2. If the relationship between K, ZK '(s) and Zblock determined by L, R is shown in. At this point, we also put the problems in the S [L... R] range into the s [1... Rl + 1] range for analysis. At this time, ZK '(s) determines that the right end of the Zblock must exceed Rl + 1, that is, for ZK (s ), we already know the former rk + 1 element and S [1... rk + 1] is the same, however, whether the elements after s [R] can be connected with the preceding rk + 1 element to form a longer include prefix can only be known after comparison. Because we already have s [k... r] = s [K '... rl + 1] = s [1... rk + 1] (Note the several regions marked with beta in the figure), so we can skip the comparison of these two intervals, start directly from S [rk + 2] and compare with s [rk + 2] until the matching fails. Then we get the new right endpoint RI + 1, at the same time, update Li + 1 to I + 1.
3.
If R is <= K. The previously calculated Zblock does not help us. We can find the smallest k starting from r so that s [R... K]! = S [1... rk + 1]. At this time we also need to update the corresponding Li + 1 = I + 1, RI + 1 = K1.
After processing the preceding three cases, we can recursively fill in all the Zi (s) values of S [1... n] in the linear time.
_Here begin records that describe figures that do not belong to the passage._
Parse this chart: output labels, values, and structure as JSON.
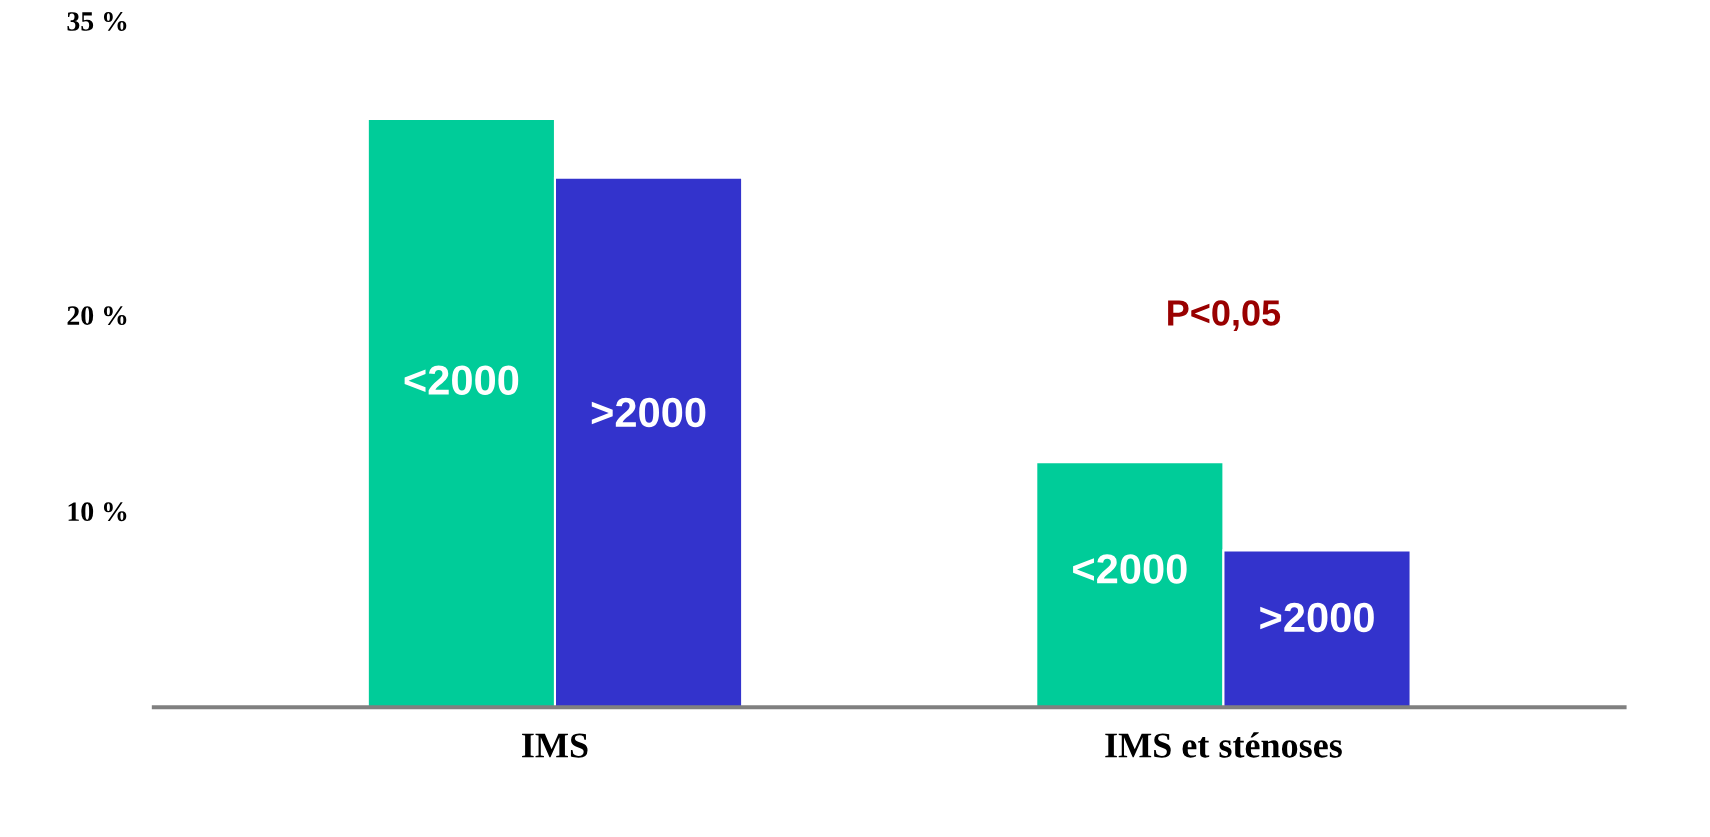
{
  "chart_data": {
    "type": "bar",
    "categories": [
      "IMS",
      "IMS et sténoses"
    ],
    "series": [
      {
        "name": "<2000",
        "color": "#00cc99",
        "values": [
          30,
          12.5
        ]
      },
      {
        "name": ">2000",
        "color": "#3333cc",
        "values": [
          27,
          8
        ]
      }
    ],
    "ylim": [
      0,
      35
    ],
    "yticks": [
      {
        "value": 10,
        "label": "10 %"
      },
      {
        "value": 20,
        "label": "20 %"
      },
      {
        "value": 35,
        "label": "35 %"
      }
    ],
    "annotations": [
      "P<0,05"
    ],
    "grid": false,
    "legend": false
  }
}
Assume that the mode string S = "aabaabcaxaabaabcy", the corresponding Zi (s) value is as follows.

1 
2 
3 
4 
5 
6 
7 
8 
9 
10 
11 
12 
13 
14 
15 
16 
17 
S 
A 
A 
B 
A 
A 
B 
C 
A 
X 
A 
A 
B 
A 
A 
B 
C 
Y 
Zi (s) 
0 
1 
0 
3 
1 
0 
0 
1 
0 
6 
1 
0 
3 
1 
0 
0 
0 
When z12 (s) is to be calculated, all Z1 (s) to z11 (s) have been calculated. At this time, L = 10, r = 15, that is, s [10... 15] The resulting Zblock is the rightmost current Zblock and contains s [12]. Now we need to calculate z12 (s), because s [10... 15] = s [1... 6], so z12 (s) is closely related to Z3 (s). We found that Z3 (S) = 3 + Z3 (S) = 3 <6, this is in line with the first case, so z12 (S) = Z3 (S) = 0.
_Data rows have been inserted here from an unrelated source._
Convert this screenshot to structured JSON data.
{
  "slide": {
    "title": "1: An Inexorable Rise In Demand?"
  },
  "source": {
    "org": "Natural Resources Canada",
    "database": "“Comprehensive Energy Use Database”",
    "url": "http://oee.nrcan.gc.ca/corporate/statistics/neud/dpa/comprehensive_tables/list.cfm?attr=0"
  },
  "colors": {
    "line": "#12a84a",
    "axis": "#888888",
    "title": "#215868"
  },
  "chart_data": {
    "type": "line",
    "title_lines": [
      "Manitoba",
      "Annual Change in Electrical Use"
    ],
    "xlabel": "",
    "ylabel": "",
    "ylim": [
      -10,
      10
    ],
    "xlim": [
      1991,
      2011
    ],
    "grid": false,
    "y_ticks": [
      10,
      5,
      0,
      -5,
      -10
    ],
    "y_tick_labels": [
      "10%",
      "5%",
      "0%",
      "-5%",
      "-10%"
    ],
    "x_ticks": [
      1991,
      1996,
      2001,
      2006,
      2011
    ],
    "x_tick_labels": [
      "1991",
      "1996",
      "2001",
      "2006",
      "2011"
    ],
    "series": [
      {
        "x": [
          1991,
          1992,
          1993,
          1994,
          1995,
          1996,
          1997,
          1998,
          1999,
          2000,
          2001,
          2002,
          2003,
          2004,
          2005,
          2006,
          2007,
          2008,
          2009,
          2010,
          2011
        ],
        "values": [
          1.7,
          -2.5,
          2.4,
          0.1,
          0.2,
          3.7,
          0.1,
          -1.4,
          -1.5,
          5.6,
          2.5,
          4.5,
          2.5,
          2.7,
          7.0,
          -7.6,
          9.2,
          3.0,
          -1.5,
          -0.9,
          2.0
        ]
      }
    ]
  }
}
For Z10 (s), when Z10 (s) is calculated, it is known that the rightmost Zblock is s [8], L = 8, r = 8, because 10> 8, so in line with the third case above, we will look for the containing prefix of S from S [10] And find s [10... 15] is a prefix of 6 s, so Z10 (S) = 6, update L = 10, r = 15 at the same time.
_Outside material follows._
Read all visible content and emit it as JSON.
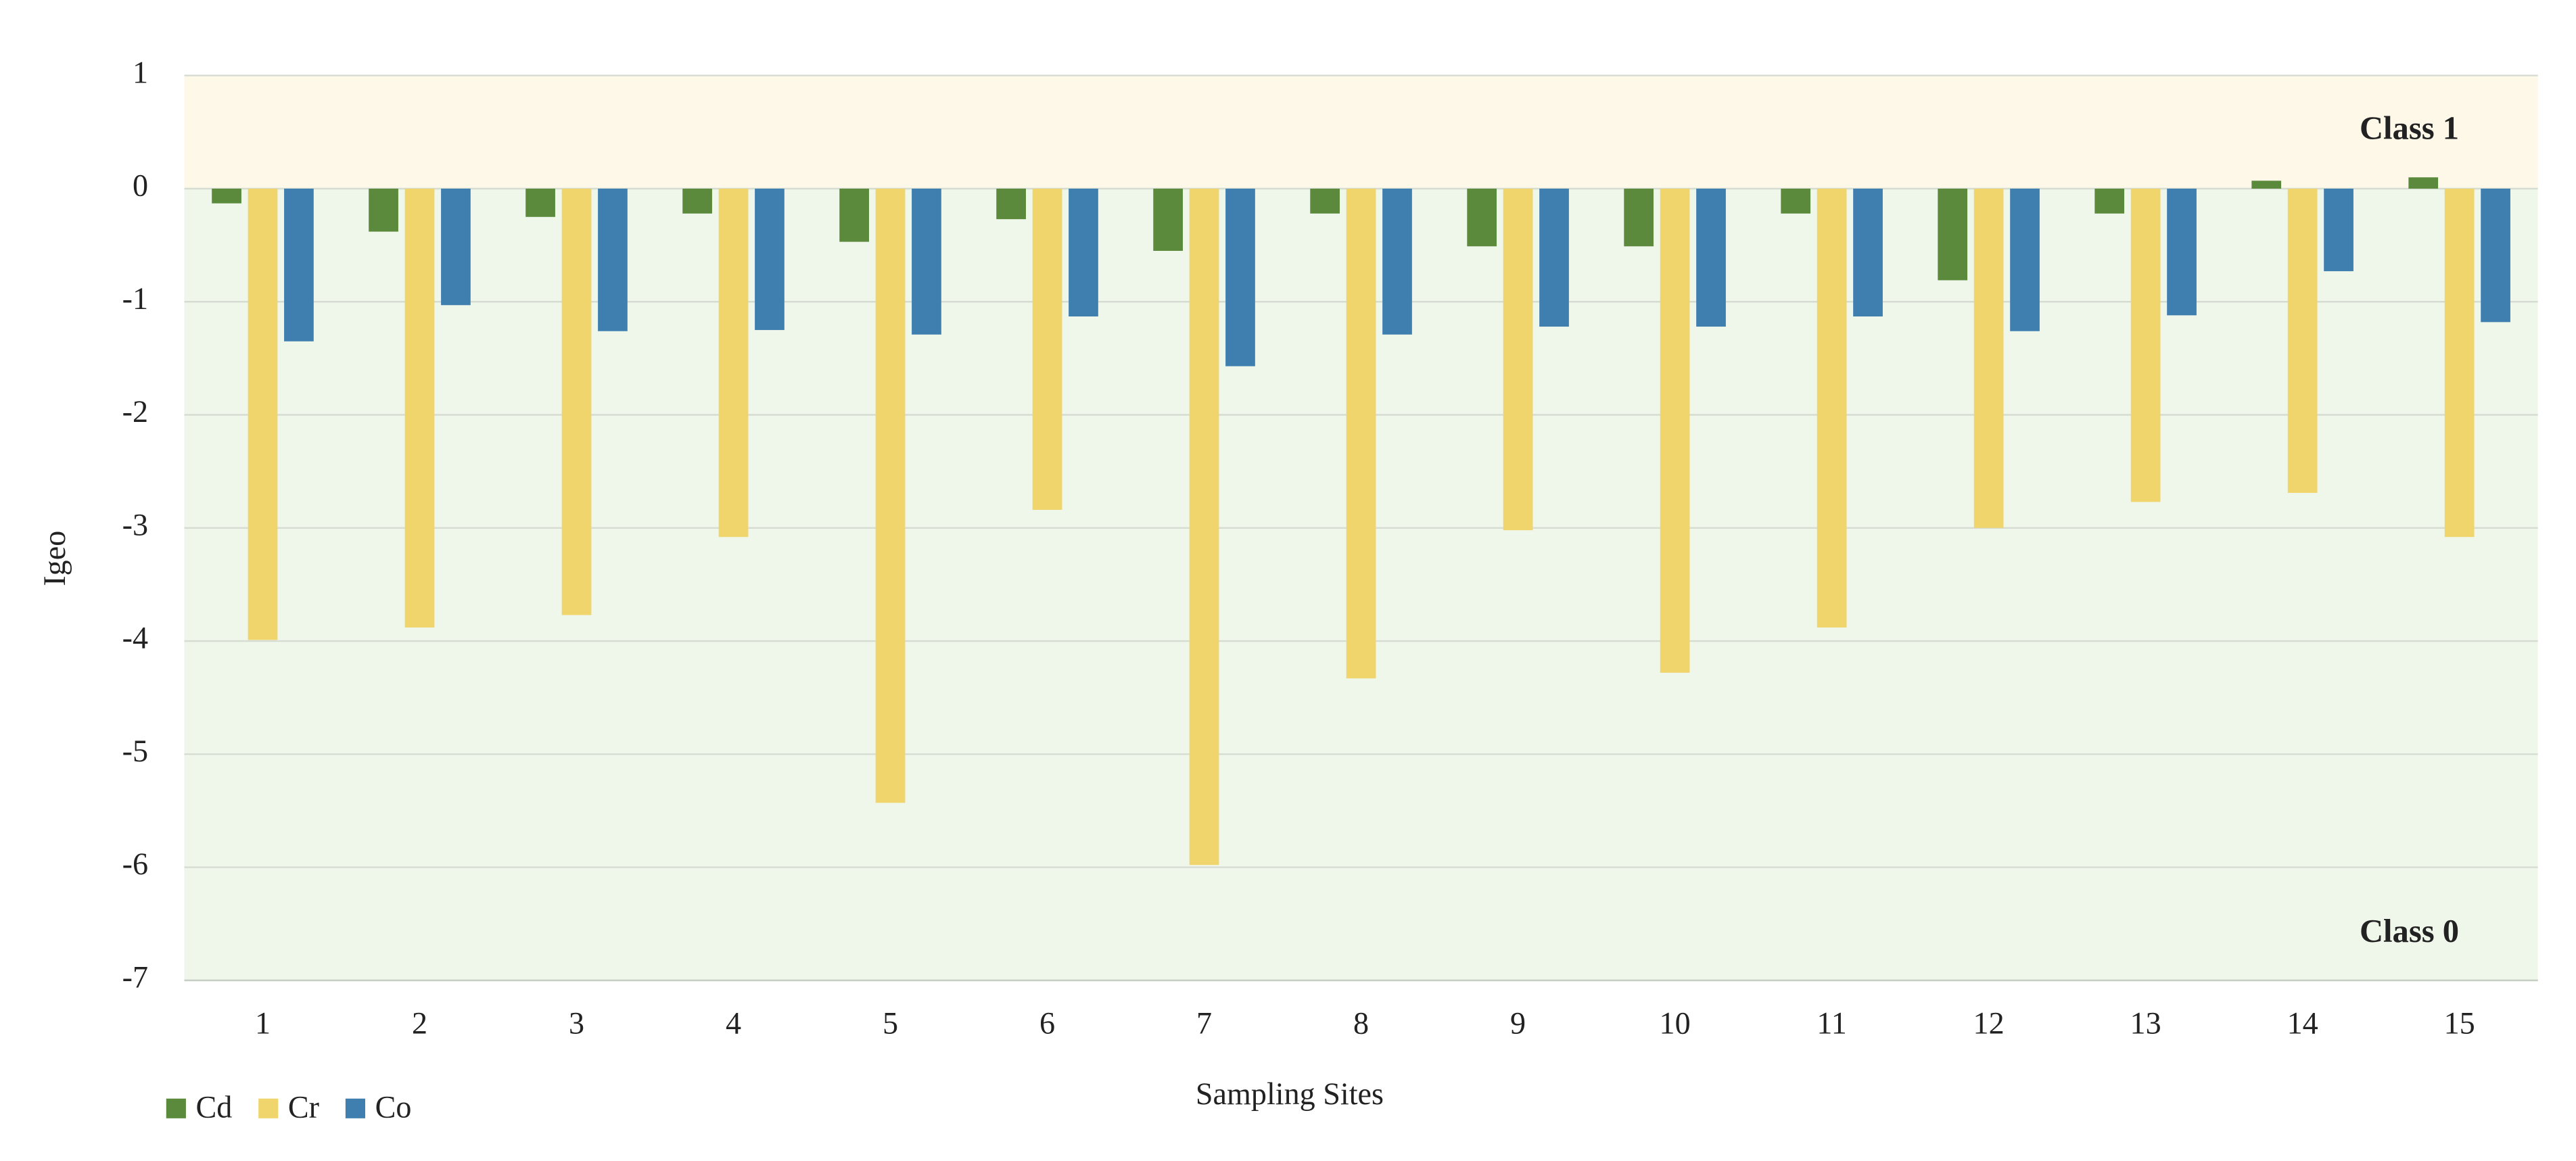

In the Zi (s) value calculation, the scenario in the second case is rare, but the second case is also the most vulnerable part in the Zi (s) calculation.
The following is a selfwritten algorithm used to calculate the Z array.
void ZBlock(const char* pattern, unsigned int length, unsigned int zvalues[]){unsigned int i, j, k;unsigned int l, r;l = r = 0;zvalues[0] = 0;for(i = 1; i < length; ++i){if(i >= r){j = 0;k = i;zvalues[i] = 0;while(k < length && pattern[j] == pattern[k]){++j;++k;}if(k != i){l = i;r = k  1;zvalues[i] = k  i;}}else{if(zvalues[i  l] >= r  i + 1){j = r  i + 1;k = r + 1;while(k < length && pattern[j] == pattern[k]){++j;++k;}l = i;r = k  1;zvalues[i] = k  i;}else{zvalues[i] = zvalues[i  l];}}}}
Because the normal string starts from index 0, this is adjusted in the algorithm.
In theory, the Zblock algorithm completely solves the problem of prefix selfcontained computation, the Zblock algorithm is superior to the KMP algorithm in describing the next table construction process. With the Zvalue array of the mode string, the next hop table of the corresponding KMP algorithm will become efficient and intuitive in the calculation of the good suffix table of the BM algorithm.